UAV multispectral multi-domain feature optimization for the air-to-ground recognition of outdoor injured human targets under cross-scene environment

• Published in: Frontiers in public health Vol. 11; p. 999378
• Main Authors: Qi, Fugui, Xia, Juanjuan, Zhu, Mingming, Jing, Yu, Zhang, Linyuan, Li, Zhao, Wang, Jianqi, Lu, Guohua
• Format: Journal Article
• Language: English
• Published: Switzerland Frontiers Media S.A 09.02.2023
• Subjects: air-to-ground recognition; cross-scene multi-domain feature joint optimization; human target detection; multispectral detection; Public Health; UAV; cross-scene multi-domain feature joint optimization; air-to-ground recognition; UAV; human target detection; multispectral detection
• ISSN: 2296-2565; 2296-2565
• DOI: 10.3389/fpubh.2023.999378

UAV-based multispectral detection and identification technology for ground injured human targets, is a novel and promising unmanned technology for public health and safety IoT applications, such as outdoor lost injured searching and battlefield casualty searching, and our previous research has demonstrated its feasibility.
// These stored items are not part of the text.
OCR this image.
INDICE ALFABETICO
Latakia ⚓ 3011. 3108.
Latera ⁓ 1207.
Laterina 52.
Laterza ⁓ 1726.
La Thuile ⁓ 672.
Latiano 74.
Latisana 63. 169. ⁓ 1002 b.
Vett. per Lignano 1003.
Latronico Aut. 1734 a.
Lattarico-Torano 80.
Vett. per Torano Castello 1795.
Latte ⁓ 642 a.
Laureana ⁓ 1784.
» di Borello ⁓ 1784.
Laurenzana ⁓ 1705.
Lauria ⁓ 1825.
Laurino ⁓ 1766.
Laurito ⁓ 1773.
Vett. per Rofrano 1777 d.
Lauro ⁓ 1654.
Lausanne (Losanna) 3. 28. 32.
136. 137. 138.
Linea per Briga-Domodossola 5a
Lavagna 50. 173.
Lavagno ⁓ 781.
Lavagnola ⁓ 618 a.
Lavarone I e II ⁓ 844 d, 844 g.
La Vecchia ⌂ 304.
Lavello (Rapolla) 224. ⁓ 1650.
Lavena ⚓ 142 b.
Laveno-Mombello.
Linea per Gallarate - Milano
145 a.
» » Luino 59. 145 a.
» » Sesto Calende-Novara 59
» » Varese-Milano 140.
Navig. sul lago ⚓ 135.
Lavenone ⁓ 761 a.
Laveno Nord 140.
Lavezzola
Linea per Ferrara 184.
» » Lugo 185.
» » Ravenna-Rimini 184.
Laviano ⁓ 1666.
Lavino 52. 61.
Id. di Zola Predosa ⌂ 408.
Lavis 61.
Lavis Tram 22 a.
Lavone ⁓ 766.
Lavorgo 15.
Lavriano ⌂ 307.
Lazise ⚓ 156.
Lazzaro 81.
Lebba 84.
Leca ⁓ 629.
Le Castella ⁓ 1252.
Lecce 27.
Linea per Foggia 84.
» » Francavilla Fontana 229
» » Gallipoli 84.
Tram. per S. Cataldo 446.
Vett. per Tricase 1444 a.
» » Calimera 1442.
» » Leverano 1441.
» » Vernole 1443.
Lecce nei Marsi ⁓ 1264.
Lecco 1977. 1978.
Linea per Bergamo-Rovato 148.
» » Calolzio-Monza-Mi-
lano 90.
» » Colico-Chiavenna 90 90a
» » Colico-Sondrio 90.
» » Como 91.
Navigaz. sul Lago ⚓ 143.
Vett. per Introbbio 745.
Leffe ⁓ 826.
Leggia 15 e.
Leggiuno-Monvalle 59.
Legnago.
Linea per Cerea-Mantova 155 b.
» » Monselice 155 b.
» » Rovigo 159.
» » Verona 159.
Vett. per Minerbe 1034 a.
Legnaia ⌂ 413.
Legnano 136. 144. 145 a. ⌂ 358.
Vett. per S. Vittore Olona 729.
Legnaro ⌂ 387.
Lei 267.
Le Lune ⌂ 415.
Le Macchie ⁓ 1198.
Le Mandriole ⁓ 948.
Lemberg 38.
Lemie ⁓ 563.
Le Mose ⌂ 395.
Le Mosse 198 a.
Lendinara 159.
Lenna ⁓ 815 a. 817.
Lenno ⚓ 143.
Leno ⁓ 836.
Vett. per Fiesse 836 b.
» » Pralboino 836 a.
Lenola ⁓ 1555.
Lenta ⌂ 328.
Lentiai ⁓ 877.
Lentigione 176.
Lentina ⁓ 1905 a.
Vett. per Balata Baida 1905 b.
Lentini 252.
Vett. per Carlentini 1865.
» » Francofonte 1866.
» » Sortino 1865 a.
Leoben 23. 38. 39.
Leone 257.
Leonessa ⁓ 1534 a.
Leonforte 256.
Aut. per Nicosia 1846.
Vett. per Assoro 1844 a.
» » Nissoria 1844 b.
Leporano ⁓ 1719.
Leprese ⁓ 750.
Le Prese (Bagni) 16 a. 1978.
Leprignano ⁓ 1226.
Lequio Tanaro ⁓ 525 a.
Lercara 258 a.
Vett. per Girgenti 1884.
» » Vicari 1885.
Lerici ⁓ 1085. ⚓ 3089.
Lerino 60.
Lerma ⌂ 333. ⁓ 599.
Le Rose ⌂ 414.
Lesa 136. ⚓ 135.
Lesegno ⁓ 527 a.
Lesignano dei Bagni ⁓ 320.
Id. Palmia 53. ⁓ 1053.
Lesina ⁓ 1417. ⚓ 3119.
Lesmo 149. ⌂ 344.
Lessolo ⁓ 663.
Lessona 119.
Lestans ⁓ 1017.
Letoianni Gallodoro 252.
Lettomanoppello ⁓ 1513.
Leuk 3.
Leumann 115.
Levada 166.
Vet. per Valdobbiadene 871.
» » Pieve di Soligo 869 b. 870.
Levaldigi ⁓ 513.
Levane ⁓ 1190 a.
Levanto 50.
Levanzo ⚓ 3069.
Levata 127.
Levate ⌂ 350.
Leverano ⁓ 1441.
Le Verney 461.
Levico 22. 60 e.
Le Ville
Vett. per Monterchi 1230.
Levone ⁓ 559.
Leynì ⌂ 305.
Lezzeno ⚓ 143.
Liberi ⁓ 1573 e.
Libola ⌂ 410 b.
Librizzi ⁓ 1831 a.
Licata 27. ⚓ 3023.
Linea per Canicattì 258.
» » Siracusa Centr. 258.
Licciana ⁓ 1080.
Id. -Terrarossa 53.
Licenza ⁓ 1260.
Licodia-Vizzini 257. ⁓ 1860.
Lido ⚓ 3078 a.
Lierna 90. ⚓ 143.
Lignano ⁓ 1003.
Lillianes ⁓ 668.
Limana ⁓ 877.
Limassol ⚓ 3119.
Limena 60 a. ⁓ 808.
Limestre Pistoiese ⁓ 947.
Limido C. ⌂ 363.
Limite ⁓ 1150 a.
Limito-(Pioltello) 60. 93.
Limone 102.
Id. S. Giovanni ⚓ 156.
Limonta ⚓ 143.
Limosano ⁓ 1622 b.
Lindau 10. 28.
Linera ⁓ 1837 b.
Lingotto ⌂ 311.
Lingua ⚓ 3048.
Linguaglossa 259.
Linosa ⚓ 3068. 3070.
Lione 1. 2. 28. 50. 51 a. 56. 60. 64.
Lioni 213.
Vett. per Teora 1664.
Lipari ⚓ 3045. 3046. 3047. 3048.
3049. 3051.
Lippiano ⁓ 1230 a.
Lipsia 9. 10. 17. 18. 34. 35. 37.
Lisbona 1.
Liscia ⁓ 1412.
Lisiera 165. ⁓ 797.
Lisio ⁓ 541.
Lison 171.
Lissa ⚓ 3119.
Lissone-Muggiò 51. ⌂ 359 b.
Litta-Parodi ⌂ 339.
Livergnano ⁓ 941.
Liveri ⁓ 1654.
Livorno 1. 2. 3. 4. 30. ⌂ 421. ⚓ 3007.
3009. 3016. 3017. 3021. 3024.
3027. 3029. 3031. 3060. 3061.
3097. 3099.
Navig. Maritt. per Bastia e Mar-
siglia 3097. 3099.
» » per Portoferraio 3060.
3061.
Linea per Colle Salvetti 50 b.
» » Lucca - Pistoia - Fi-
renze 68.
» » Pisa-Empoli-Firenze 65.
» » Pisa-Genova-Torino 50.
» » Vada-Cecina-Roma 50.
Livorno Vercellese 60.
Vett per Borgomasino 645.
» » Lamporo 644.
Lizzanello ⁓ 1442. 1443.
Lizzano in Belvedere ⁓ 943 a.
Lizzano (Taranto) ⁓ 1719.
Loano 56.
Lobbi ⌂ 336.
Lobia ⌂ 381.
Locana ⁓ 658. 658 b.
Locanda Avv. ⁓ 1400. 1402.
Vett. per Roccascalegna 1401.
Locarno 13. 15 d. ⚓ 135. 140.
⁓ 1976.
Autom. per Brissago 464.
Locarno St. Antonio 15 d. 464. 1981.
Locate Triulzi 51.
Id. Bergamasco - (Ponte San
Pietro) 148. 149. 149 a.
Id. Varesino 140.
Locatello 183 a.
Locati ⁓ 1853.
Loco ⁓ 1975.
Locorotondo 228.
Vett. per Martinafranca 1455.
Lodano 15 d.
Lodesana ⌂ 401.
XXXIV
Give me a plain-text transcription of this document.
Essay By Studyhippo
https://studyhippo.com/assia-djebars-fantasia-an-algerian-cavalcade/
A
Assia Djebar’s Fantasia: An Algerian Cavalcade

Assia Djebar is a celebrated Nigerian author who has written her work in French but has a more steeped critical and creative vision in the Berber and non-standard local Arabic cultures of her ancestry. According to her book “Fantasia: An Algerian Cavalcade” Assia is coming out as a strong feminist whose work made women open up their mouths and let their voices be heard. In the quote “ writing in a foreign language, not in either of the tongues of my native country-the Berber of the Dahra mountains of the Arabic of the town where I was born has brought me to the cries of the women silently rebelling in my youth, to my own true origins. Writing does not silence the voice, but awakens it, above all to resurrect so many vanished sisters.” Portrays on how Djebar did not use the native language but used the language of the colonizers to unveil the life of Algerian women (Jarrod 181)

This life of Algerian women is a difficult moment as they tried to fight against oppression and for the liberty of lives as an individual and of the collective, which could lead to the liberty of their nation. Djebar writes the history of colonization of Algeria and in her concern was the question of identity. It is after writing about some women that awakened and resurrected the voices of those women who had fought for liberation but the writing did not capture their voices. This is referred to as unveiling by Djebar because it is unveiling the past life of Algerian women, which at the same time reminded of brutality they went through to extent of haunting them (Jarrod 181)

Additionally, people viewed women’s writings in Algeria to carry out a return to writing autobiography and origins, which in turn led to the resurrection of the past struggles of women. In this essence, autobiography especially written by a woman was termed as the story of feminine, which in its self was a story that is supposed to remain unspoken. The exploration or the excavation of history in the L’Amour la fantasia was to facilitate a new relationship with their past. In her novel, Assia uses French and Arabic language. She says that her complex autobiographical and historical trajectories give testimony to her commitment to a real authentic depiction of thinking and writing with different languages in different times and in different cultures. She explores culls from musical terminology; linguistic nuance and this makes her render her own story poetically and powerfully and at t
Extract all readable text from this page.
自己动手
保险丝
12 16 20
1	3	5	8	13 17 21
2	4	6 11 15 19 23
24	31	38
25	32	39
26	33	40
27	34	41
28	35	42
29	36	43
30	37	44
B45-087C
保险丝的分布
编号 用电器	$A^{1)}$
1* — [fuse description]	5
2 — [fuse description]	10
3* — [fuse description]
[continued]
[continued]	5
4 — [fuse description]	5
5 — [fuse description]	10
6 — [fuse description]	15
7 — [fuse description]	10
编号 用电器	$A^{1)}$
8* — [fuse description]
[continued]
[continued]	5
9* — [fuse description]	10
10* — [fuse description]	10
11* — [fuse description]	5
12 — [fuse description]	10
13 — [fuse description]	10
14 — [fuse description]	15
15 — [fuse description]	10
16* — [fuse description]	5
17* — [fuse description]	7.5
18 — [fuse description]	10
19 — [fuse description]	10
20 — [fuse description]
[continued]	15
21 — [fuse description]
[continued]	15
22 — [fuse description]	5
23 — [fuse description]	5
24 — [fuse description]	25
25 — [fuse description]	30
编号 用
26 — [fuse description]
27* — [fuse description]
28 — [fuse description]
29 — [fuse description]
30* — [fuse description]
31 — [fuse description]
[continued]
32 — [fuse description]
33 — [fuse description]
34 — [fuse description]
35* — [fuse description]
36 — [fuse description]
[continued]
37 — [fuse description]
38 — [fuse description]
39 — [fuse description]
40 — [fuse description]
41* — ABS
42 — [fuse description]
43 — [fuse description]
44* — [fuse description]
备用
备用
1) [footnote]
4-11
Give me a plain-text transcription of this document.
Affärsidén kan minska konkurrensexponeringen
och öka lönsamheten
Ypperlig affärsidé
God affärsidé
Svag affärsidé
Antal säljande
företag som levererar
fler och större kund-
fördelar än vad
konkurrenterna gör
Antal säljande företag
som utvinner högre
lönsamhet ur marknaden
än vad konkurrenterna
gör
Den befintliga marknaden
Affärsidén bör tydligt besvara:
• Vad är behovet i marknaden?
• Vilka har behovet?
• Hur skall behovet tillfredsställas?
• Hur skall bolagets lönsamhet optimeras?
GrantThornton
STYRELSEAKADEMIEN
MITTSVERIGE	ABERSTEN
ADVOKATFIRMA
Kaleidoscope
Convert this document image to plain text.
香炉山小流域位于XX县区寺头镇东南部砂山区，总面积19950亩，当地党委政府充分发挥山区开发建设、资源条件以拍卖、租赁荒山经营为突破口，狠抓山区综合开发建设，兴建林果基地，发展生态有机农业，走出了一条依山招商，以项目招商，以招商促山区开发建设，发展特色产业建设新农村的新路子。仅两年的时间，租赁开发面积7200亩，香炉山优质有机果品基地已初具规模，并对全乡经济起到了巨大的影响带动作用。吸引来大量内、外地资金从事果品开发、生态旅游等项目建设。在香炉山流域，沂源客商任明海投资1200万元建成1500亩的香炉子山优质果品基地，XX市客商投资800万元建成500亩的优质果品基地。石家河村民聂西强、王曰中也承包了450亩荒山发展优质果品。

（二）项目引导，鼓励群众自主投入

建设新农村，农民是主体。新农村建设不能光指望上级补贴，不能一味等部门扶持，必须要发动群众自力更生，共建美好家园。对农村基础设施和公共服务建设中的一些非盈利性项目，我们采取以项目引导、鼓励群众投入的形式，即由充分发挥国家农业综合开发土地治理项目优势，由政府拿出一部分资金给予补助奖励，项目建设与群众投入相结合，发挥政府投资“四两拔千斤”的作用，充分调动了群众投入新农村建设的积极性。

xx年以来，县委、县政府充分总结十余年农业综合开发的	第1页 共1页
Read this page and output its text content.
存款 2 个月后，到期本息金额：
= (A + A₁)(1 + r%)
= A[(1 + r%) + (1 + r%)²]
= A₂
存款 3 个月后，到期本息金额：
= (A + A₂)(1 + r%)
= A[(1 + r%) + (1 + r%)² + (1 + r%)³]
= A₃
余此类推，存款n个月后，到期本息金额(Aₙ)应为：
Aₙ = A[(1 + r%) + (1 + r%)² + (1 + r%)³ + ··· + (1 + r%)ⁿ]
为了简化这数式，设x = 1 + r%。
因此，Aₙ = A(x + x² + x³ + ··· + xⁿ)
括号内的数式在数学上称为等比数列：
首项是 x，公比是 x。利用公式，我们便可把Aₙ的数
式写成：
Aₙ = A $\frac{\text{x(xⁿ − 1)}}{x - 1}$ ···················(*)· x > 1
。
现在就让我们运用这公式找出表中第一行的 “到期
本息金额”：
However, in practical applications, the searched human target always exhibits low target-background contrast relative to the vast and diverse surrounding environment, and the ground environment also shifts randomly during the UAV cruise process. These two key factors make it difficult to achieve highly robust, stable, and accurate recognition performance under the cross-scene situation. This paper proposes a cross-scene multi-domain feature joint optimization (CMFJO) for cross-scene outdoor static human target recognition. In the experiments, we first investigated the impact severity of the cross-scene problem and the necessity to solve it by designing 3 typical single-scene experiments. Experimental results show that although a single-scene model holds good recognition capability for its scenes (96.35% in desert scenes, 99.81% in woodland scenes, and 97.39% in urban scenes), its recognition performance for other scenes deteriorates sharply (below 75% overall) after scene changes. On the other hand, the proposed CMFJO method was also validated using the same cross-scene feature dataset. The recognition results for both individual scene and composite scene show that this method could achieve an average classification accuracy of 92.55% under cross-scene situation. This study first tried to construct an excellent cross-scene recognition model for the human target recognition, named CMFJO method, which is based on multispectral multi-domain feature vectors with scenario-independent, stable and efficient target recognition capability. It will significantly improve the accuracy and usability of UAV-based multispectral technology method for outdoor injured human target search in practical applications and provide a powerful supporting technology for public safety and health.